A teenage boy who killed elderly dog walker Bhim Kohli is set to have his sentence reviewed at the Court of Appeal on Wednesday.
Mr Kohli, 80, was punched and kicked, slapped in the face with a shoe and racially abused in an attack in Franklin Park, Braunstone Town, near Leicester, on September 1 last year, and died the next day.
The teenager, who cannot be named for legal reasons, was convicted of manslaughter and sentenced to seven years’ custody in June, when he was aged 15.
The Attorney General’s Office (AGO) announced in July that the Solicitor General, Lucy Rigby, had referred the sentence to the Court of Appeal under the unduly lenient sentence scheme.
Lawyers for the teenager will also make a bid to have the sentence reduced at the same hearing.

Following a six-week trial at Leicester Crown Court, the boy was convicted of manslaughter but cleared of murder.
A 13-year-old girl, who also cannot be named, was convicted alongside him.
She encouraged the attack by filming parts of it while laughing, with video clips showing the balaclava-clad boy hitting Mr Kohli with a shoe.
The girl was sentenced to a three-year youth rehabilitation order by Mr Justice Turner, but her sentence has not been referred to the Court of Appeal.
Mr Kohli’s children found him lying on the ground in agony, when he told his daughter that he had been called a “Paki” during the attack, the court heard in the trial.
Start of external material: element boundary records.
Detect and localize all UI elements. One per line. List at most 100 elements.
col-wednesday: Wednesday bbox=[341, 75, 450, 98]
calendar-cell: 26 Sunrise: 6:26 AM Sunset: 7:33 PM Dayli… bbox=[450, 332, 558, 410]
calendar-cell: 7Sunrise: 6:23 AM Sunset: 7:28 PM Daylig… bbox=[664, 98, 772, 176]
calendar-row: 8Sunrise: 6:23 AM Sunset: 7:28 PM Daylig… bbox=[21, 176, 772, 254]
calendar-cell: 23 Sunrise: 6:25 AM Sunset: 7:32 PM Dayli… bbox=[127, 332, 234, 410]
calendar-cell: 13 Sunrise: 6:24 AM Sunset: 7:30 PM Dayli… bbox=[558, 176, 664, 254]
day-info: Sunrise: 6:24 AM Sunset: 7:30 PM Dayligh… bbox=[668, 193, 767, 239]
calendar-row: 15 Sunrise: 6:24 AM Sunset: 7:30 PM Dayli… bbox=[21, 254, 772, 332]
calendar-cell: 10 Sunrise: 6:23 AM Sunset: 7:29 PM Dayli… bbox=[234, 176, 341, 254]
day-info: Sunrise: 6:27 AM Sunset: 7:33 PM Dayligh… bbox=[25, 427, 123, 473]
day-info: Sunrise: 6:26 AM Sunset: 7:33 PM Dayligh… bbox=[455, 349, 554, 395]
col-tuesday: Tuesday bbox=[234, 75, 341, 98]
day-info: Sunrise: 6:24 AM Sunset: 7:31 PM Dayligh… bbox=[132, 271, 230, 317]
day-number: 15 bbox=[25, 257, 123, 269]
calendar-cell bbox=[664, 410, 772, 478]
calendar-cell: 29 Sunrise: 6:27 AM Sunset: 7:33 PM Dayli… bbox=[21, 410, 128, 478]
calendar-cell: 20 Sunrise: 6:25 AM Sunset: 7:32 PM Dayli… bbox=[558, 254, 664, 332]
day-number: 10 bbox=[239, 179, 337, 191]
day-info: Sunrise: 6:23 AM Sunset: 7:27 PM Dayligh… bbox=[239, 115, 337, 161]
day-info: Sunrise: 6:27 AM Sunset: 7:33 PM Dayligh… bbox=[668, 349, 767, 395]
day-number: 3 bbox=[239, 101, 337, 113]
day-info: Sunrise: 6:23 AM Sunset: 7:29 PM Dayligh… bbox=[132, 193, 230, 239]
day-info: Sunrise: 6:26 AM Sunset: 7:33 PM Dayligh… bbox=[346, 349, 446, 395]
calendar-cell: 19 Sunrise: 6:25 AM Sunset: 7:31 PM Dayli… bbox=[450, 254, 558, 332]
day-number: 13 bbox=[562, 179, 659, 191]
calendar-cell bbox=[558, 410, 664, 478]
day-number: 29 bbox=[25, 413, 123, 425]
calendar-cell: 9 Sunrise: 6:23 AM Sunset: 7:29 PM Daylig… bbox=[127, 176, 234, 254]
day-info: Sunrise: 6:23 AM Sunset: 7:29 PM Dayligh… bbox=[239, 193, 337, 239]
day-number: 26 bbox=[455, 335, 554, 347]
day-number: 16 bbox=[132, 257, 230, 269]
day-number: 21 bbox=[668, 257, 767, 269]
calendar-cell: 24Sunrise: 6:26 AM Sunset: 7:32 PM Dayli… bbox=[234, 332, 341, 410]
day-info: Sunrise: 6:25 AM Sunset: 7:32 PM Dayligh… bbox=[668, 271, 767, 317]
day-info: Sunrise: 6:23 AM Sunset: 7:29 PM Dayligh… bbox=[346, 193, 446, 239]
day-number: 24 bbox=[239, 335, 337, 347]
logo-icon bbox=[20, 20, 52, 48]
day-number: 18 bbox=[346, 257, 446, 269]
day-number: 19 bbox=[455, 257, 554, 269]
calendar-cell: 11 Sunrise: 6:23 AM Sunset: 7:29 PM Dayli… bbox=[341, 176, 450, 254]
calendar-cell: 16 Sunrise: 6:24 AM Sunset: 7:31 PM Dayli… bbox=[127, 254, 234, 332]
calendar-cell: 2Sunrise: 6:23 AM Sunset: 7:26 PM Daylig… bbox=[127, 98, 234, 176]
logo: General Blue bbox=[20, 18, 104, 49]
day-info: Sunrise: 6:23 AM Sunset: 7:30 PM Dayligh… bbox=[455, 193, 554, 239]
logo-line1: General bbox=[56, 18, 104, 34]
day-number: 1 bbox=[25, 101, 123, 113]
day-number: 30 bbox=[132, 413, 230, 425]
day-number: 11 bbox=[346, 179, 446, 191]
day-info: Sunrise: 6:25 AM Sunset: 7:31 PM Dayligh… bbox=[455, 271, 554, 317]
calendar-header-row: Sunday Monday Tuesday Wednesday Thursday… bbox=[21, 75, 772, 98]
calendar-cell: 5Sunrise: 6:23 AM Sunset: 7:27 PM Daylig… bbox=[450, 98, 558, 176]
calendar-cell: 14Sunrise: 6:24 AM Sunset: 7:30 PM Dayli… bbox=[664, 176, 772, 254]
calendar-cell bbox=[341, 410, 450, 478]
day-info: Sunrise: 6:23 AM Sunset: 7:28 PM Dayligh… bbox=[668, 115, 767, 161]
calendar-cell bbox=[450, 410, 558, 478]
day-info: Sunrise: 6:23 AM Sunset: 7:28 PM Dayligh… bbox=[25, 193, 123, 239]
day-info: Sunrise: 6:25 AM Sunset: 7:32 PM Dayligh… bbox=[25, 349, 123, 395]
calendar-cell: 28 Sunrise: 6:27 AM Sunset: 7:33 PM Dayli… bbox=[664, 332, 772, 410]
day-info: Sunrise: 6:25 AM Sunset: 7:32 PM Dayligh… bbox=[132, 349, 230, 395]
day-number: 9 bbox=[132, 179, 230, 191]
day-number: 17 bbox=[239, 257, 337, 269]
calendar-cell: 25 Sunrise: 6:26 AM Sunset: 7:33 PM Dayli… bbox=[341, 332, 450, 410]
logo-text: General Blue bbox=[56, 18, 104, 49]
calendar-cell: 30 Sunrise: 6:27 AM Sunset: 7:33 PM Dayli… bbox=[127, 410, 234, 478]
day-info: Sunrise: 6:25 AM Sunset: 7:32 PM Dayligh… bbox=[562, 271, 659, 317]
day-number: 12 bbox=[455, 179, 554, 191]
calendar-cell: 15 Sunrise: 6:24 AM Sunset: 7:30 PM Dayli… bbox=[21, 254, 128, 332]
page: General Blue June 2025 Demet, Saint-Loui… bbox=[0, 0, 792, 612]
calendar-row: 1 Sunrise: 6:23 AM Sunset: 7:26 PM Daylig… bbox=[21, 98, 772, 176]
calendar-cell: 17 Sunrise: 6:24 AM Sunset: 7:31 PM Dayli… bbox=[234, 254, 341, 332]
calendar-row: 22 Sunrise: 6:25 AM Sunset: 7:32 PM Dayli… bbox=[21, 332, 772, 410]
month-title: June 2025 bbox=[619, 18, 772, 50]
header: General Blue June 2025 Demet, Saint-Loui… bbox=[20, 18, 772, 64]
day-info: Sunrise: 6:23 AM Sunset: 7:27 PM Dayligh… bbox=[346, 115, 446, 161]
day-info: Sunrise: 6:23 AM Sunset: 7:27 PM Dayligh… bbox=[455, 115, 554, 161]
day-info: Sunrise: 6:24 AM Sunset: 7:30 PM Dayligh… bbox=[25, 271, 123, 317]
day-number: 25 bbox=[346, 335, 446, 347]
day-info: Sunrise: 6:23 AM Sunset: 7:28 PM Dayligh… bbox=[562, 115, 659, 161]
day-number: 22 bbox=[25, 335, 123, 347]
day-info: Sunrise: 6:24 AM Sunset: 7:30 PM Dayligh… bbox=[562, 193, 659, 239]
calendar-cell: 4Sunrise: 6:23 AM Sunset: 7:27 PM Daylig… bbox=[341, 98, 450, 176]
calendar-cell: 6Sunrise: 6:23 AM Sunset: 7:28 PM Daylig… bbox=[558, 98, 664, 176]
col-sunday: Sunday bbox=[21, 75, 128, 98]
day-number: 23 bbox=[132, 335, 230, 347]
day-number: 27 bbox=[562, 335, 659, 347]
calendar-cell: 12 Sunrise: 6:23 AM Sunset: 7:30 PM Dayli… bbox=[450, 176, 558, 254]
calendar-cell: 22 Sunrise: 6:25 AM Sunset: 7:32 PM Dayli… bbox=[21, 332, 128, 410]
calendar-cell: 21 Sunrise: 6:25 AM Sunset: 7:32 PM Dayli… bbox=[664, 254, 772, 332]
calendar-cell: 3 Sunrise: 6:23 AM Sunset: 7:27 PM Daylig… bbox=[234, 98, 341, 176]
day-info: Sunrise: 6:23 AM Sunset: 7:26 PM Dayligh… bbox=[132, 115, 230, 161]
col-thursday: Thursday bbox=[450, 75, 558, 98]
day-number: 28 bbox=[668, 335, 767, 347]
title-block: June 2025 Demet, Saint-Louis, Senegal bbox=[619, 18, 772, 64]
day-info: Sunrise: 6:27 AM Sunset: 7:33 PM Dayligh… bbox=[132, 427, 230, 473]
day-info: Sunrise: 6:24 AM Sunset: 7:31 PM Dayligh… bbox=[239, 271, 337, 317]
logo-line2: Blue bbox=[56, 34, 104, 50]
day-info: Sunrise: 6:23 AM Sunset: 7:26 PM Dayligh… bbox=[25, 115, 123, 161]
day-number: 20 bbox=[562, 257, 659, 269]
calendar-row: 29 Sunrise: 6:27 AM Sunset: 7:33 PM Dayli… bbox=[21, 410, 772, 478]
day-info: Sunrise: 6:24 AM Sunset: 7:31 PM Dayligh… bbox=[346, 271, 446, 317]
Jurors also heard the boy say in his evidence that he had a “tussle” with Mr Kohli over his slider shoe before he slapped the elderly man with it out of “instinct”, which caused the pensioner to fall to his knees, but that he denied kicking or punching him.
In a letter written by the boy to a woman who had worked with him at the residential unit where he was being looked after, he wrote: “I f****** hate what I did. I regret it so much.
“I have flashbacks of that day and it just upsets me. I kinda just needed anger etc releasing.”
Mid Leicestershire MP Peter Bedford and the MP for South Leicestershire, Alberto Costa, wrote to the AGO in June asking for the sentences to be reviewed.
A spokesperson for the AGO said last month that Ms Rigby was “appalled by this violent, cowardly attack on an innocent man”.